Mehmet Sarmış
14 Ağustos 2021
Önceden kendime çizdiğim programa göre mahalleyi çevreleyen yollardan yürüyeceğim. Ara sokaklara da girip girip çıkacağım.
İlk olarak okulun hemen batısındaki sokağa girdik. Mahalleyi kuzeyden güneye doğru bölen bu sokağın eski adı Şehit Nusret imiş, şimdi ise 1351. Sokak. Az ileride sağda eski bir Urfa evinden dönüştürülen Arslan Konukevi var. Turistlere de hitap ettiği için İngilizcesi de yazılmış: “Aslan Guest House”. İyi ki “Aslan” yerine “Lion” yazmamışlar. Kapıdaki hanım kızdan müsaade alıp içeriden birkaç fotoğraf çektik. Orta büyüklükte, klasik, güzel bir Urfa evi.
Bunun biraz daha ilerisinde solda başka biri daha: “Sultan Bey Konukevi”. Buranın bizim için bir hatırası var. Bir buçuk yıl önce büyük oğlum Cuma’nın “teşekkür”ü burada olmuştu. Onun için burada daha fazla oyalandık. O zaman kıştı ve gece idi, şimdi yaz ve gündüz. Daha bir güzel göründü gözüme. Ortasında bir havuzun yer aldığı güzel bir avlu, bu avlunun etrafında çeşitli odalar ve evin müştemilatı, nar, ceviz, limon ağaçları ve duvar diplerinde sarmaşıklar… Soldan bir merdivenle çıkılan dam ise yaz programları için özel olarak düzenlenmiş. Yerde halılar, kenarda minderler ve üstte boydan boya ahşap iskele. Birer bardak su içtikten sonra teşekkür edip oradan da ayrıldık.

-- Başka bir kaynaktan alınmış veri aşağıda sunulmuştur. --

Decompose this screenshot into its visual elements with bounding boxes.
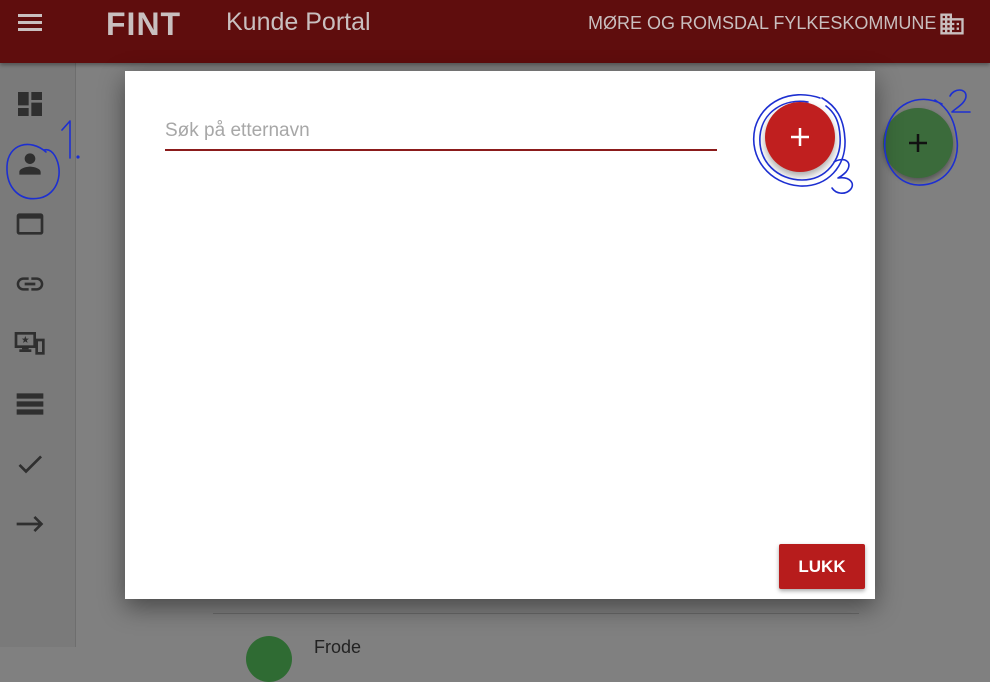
search-field [165, 115, 717, 151]
annotation-number-2 [949, 89, 971, 113]
check-icon[interactable] [14, 448, 46, 480]
list-item-name: Frode [314, 637, 362, 657]
list-icon[interactable] [14, 388, 46, 420]
avatar [246, 636, 292, 682]
hamburger-menu-icon[interactable] [16, 10, 44, 34]
window-icon[interactable] [14, 208, 46, 240]
sidebar-nav [0, 63, 76, 647]
devices-icon[interactable] [14, 328, 46, 360]
app-title: Kunde Portal [226, 8, 371, 36]
fint-logo[interactable]: FINT [106, 6, 186, 42]
search-input[interactable] [165, 115, 717, 147]
arrow-right-icon[interactable] [14, 508, 46, 540]
search-dialog: LUKK [125, 71, 875, 599]
person-icon[interactable] [14, 148, 46, 180]
list-divider [213, 613, 859, 614]
dashboard-icon[interactable] [14, 88, 46, 120]
organization-name[interactable]: MØRE OG ROMSDAL FYLKESKOMMUNE [588, 13, 936, 34]
building-icon[interactable] [938, 10, 966, 38]
plus-icon [791, 128, 809, 146]
add-contact-fab[interactable] [883, 108, 953, 178]
add-button[interactable] [765, 102, 835, 172]
app-bar: FINT Kunde Portal MØRE OG ROMSDAL FYLKES… [0, 0, 990, 63]
logo-text: FINT [106, 7, 181, 39]
link-icon[interactable] [14, 268, 46, 300]
close-button[interactable]: LUKK [779, 544, 865, 589]
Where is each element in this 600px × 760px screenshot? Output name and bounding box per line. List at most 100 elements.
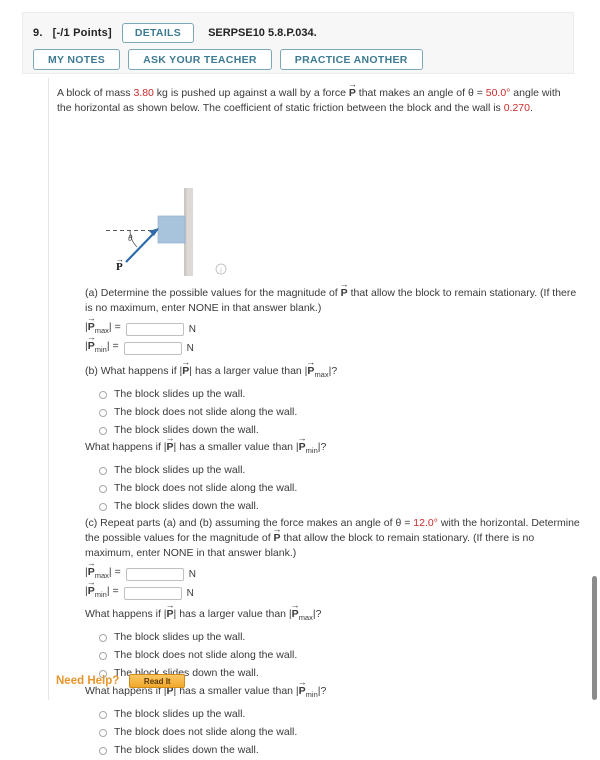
physics-figure: i θ → P [104, 186, 274, 281]
part-a-force-symbol: → P [340, 280, 349, 301]
radio-button-icon[interactable] [99, 710, 107, 719]
part-b-larger-subscript: max [314, 370, 329, 380]
vector-arrow-glyph: → [306, 357, 316, 367]
vector-arrow-glyph: → [86, 558, 96, 569]
part-c-min-unit: N [186, 588, 194, 599]
part-c-larger-subscript: max [298, 613, 313, 623]
part-a-max-input[interactable] [125, 323, 184, 336]
radio-option-slides-up[interactable]: The block slides up the wall. [85, 629, 485, 646]
part-c-block: (c) Repeat parts (a) and (b) assuming th… [85, 516, 585, 602]
radio-option-label[interactable]: The block slides down the wall. [114, 499, 259, 514]
part-c-force-symbol-4: → P [298, 678, 307, 699]
part-c-pre: (c) Repeat parts (a) and (b) assuming th… [85, 517, 396, 529]
radio-option-label[interactable]: The block slides up the wall. [114, 707, 245, 722]
radio-option-no-slide[interactable]: The block does not slide along the wall. [85, 724, 485, 741]
scrollbar-thumb[interactable] [592, 576, 597, 700]
part-a-min-input[interactable] [123, 342, 182, 355]
part-c-min-input[interactable] [123, 587, 182, 600]
radio-option-no-slide[interactable]: The block does not slide along the wall. [85, 647, 485, 664]
part-b-force-symbol-1: → P [181, 358, 190, 379]
radio-button-icon[interactable] [99, 633, 107, 642]
radio-option-label[interactable]: The block does not slide along the wall. [114, 648, 297, 663]
part-b-larger-prompt: (b) What happens if | → P| has a larger va… [85, 358, 585, 382]
radio-button-icon[interactable] [99, 390, 107, 399]
equals-sign-c: = [401, 517, 414, 529]
part-c-max-input[interactable] [125, 568, 184, 581]
part-c-max-subscript: max [94, 571, 109, 581]
read-it-button[interactable]: Read It [129, 674, 186, 688]
part-c-larger-post: |? [312, 608, 322, 620]
problem-text-5: . [529, 102, 533, 114]
radio-option-slides-up[interactable]: The block slides up the wall. [85, 706, 485, 723]
part-c-smaller-block: What happens if |→P| has a smaller value… [85, 678, 485, 760]
part-b-larger-post: |? [328, 365, 338, 377]
radio-option-label[interactable]: The block slides up the wall. [114, 463, 245, 478]
part-c-larger-prompt: What happens if | → P| has a larger value … [85, 601, 585, 625]
radio-option-slides-up[interactable]: The block slides up the wall. [85, 386, 485, 403]
part-c-force-symbol-1: → P [166, 601, 175, 622]
details-button[interactable]: DETAILS [121, 23, 195, 43]
part-b-larger-options: The block slides up the wall. The block … [85, 386, 485, 439]
radio-option-no-slide[interactable]: The block does not slide along the wall. [85, 404, 485, 421]
question-number: 9. [33, 27, 43, 39]
question-points: [-/1 Points] [52, 27, 112, 39]
part-c-smaller-post: |? [317, 685, 327, 697]
radio-button-icon[interactable] [99, 651, 107, 660]
radio-option-label[interactable]: The block does not slide along the wall. [114, 405, 297, 420]
radio-option-slides-up[interactable]: The block slides up the wall. [85, 462, 485, 479]
radio-option-label[interactable]: The block slides down the wall. [114, 423, 259, 438]
practice-another-button[interactable]: PRACTICE ANOTHER [279, 49, 423, 70]
vector-arrow-glyph: → [181, 357, 191, 367]
radio-option-slides-down[interactable]: The block slides down the wall. [85, 742, 485, 759]
part-a-min-label: | → Pmin| = [85, 332, 119, 355]
ask-your-teacher-button[interactable]: ASK YOUR TEACHER [128, 49, 272, 70]
my-notes-button[interactable]: MY NOTES [33, 49, 121, 70]
radio-button-icon[interactable] [99, 408, 107, 417]
header-row-actions: MY NOTES ASK YOUR TEACHER PRACTICE ANOTH… [33, 49, 423, 70]
part-a-min-row: | → Pmin| = N [85, 332, 585, 357]
radio-button-icon[interactable] [99, 728, 107, 737]
vector-arrow-glyph: → [297, 433, 307, 443]
part-b-larger-mid: | has a larger value than | [189, 365, 308, 377]
vector-arrow-glyph: → [165, 600, 175, 610]
radio-button-icon[interactable] [99, 426, 107, 435]
part-c-prompt: (c) Repeat parts (a) and (b) assuming th… [85, 516, 585, 561]
part-c-larger-mid: | has a larger value than | [173, 608, 292, 620]
problem-text-2: kg is pushed up against a wall by a forc… [153, 87, 349, 99]
part-c-max-row: | → Pmax| = N [85, 559, 585, 583]
part-b-larger-pre: (b) What happens if | [85, 365, 183, 377]
radio-button-icon[interactable] [99, 502, 107, 511]
radio-option-no-slide[interactable]: The block does not slide along the wall. [85, 480, 485, 497]
radio-option-slides-down[interactable]: The block slides down the wall. [85, 422, 485, 439]
radio-button-icon[interactable] [99, 466, 107, 475]
equals-sign-a: = [473, 87, 486, 99]
part-b-smaller-mid: | has a smaller value than | [173, 441, 299, 453]
radio-option-label[interactable]: The block slides up the wall. [114, 630, 245, 645]
vector-arrow-glyph: → [86, 332, 96, 343]
part-b-force-symbol-3: → P [166, 434, 175, 455]
radio-option-label[interactable]: The block does not slide along the wall. [114, 481, 297, 496]
part-c-force-symbol-2: → P [291, 601, 300, 622]
vector-arrow-glyph: → [272, 524, 282, 534]
part-b-force-symbol-4: → P [298, 434, 307, 455]
radio-option-label[interactable]: The block slides up the wall. [114, 387, 245, 402]
radio-option-label[interactable]: The block does not slide along the wall. [114, 725, 297, 740]
need-help-section: Need Help? Read It [56, 674, 186, 688]
figure-force-arrow-glyph: → [116, 255, 124, 264]
part-c-larger-pre: What happens if | [85, 608, 167, 620]
radio-option-slides-down[interactable]: The block slides down the wall. [85, 498, 485, 515]
part-c-smaller-subscript: min [305, 690, 318, 700]
part-b-larger-block: (b) What happens if | → P| has a larger va… [85, 358, 485, 440]
need-help-label: Need Help? [56, 675, 120, 687]
question-content-area: A block of mass 3.80 kg is pushed up aga… [48, 78, 580, 756]
part-a-block: (a) Determine the possible values for th… [85, 280, 585, 357]
problem-code: SERPSE10 5.8.P.034. [208, 27, 317, 39]
radio-button-icon[interactable] [99, 746, 107, 755]
radio-option-label[interactable]: The block slides down the wall. [114, 743, 259, 758]
block-shape [157, 215, 186, 244]
vector-arrow-glyph: → [290, 600, 300, 610]
radio-button-icon[interactable] [99, 484, 107, 493]
angle-value-a: 50.0° [485, 87, 511, 99]
part-b-smaller-post: |? [317, 441, 327, 453]
part-b-smaller-pre: What happens if | [85, 441, 167, 453]
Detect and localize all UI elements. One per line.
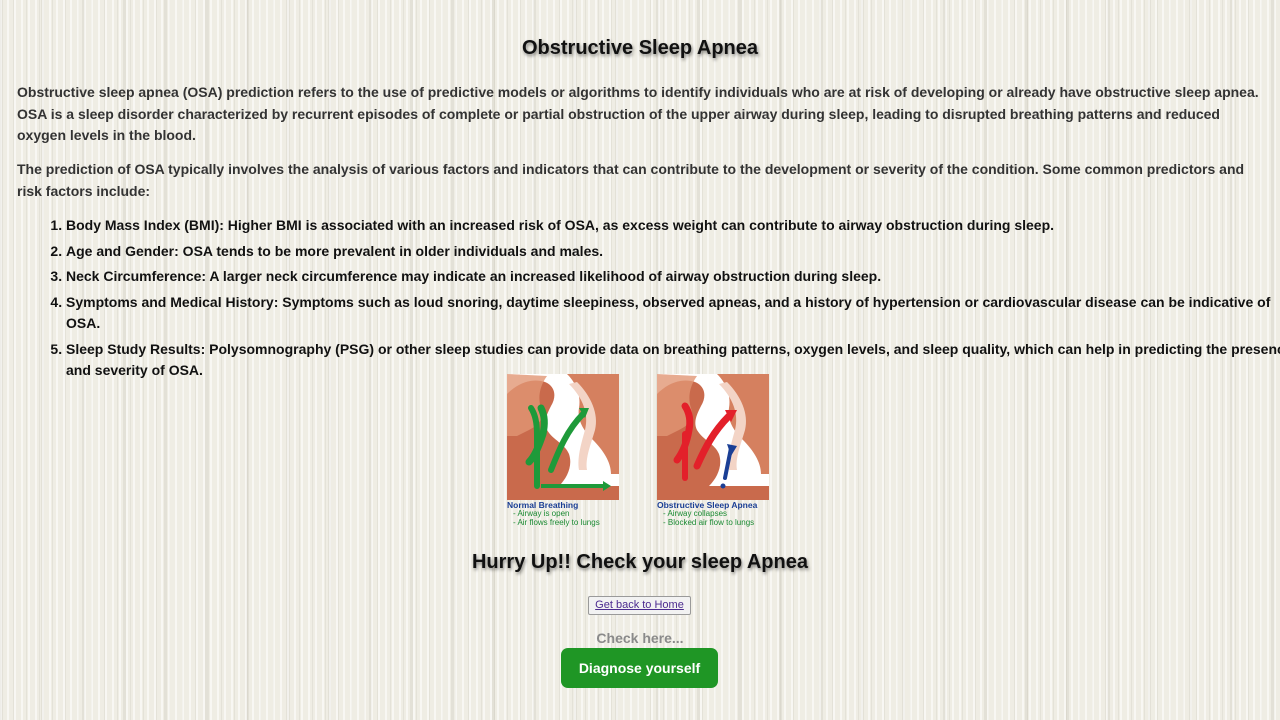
list-item-bmi: Body Mass Index (BMI): Higher BMI is ass…	[66, 215, 1280, 237]
intro-paragraph-1: Obstructive sleep apnea (OSA) prediction…	[17, 84, 1259, 143]
intro-paragraph-2: The prediction of OSA typically involves…	[17, 161, 1245, 199]
risk-factor-list: Body Mass Index (BMI): Higher BMI is ass…	[29, 215, 1280, 386]
list-item-age-gender: Age and Gender: OSA tends to be more pre…	[66, 241, 1280, 263]
page-title: Obstructive Sleep Apnea	[522, 37, 758, 59]
normal-breathing-figure: Normal Breathing - Airway is open - Air …	[505, 374, 623, 530]
list-item-symptoms: Symptoms and Medical History: Symptoms s…	[66, 292, 1280, 335]
osa-figure: Obstructive Sleep Apnea - Airway collaps…	[655, 374, 773, 530]
osa-airway-illustration	[657, 374, 769, 500]
cta-heading: Hurry Up!! Check your sleep Apnea	[471, 551, 808, 573]
normal-caption-line-2: - Air flows freely to lungs	[513, 517, 600, 527]
back-to-home-button[interactable]: Get back to Home	[588, 596, 691, 615]
normal-breathing-caption: Normal Breathing - Airway is open - Air …	[507, 501, 625, 527]
page: Obstructive Sleep Apnea Obstructive slee…	[0, 0, 1280, 720]
osa-caption-line-2: - Blocked air flow to lungs	[663, 517, 755, 527]
osa-caption: Obstructive Sleep Apnea - Airway collaps…	[657, 501, 775, 527]
check-here-label: Check here...	[596, 630, 684, 646]
diagnose-yourself-button[interactable]: Diagnose yourself	[561, 648, 718, 688]
list-item-neck: Neck Circumference: A larger neck circum…	[66, 266, 1280, 288]
normal-airway-illustration	[507, 374, 619, 500]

Eski Urfa evlerinin bu şekilde değerlendirilmesi hoşuma gidiyor. Fakat sık sık aklıma o evin inşa ediliş amacı, o evi inşa edenler, o evde oturanlar geliyor. Hayatı tekrar tekrar sorguluyorum. Zihnim geçmiş, bugün ve gelecek arasında gidip geliyor. Gidenler gitti. Şimdi biz yaşıyoruz. Yarın biz de olmayacağız. O zaman buralar nasıl olacak? Dünya nasıl olacak? Geleceğin insanları nasıl yaşayacak? Eskiden geçmişe daha çok meraklıydım. Şimdi de aynı merakım sürüyor. Fakat son zamanlarda geleceği de merak etmeye başladım. Bazen 50, 100, 500 sene sonrasını göremeyeceğim diye bayağı bayağı üzüldüğümü hissediyorum. Sonra, ölünce bunları düşünmek zorunda olmayacağım diye teselli ediyorum kendimi. Zaten ölüm en büyük tesellim. Beni dertlendiren ne varsa hepsi ölümle beraber geride kalacak. Nitekim şu güzelim evleri yapıp da ölenlerin ne kadarı “Acaba bizden sonra evimiz nasıl oldu?” diye düşünüp üzülüyor ki?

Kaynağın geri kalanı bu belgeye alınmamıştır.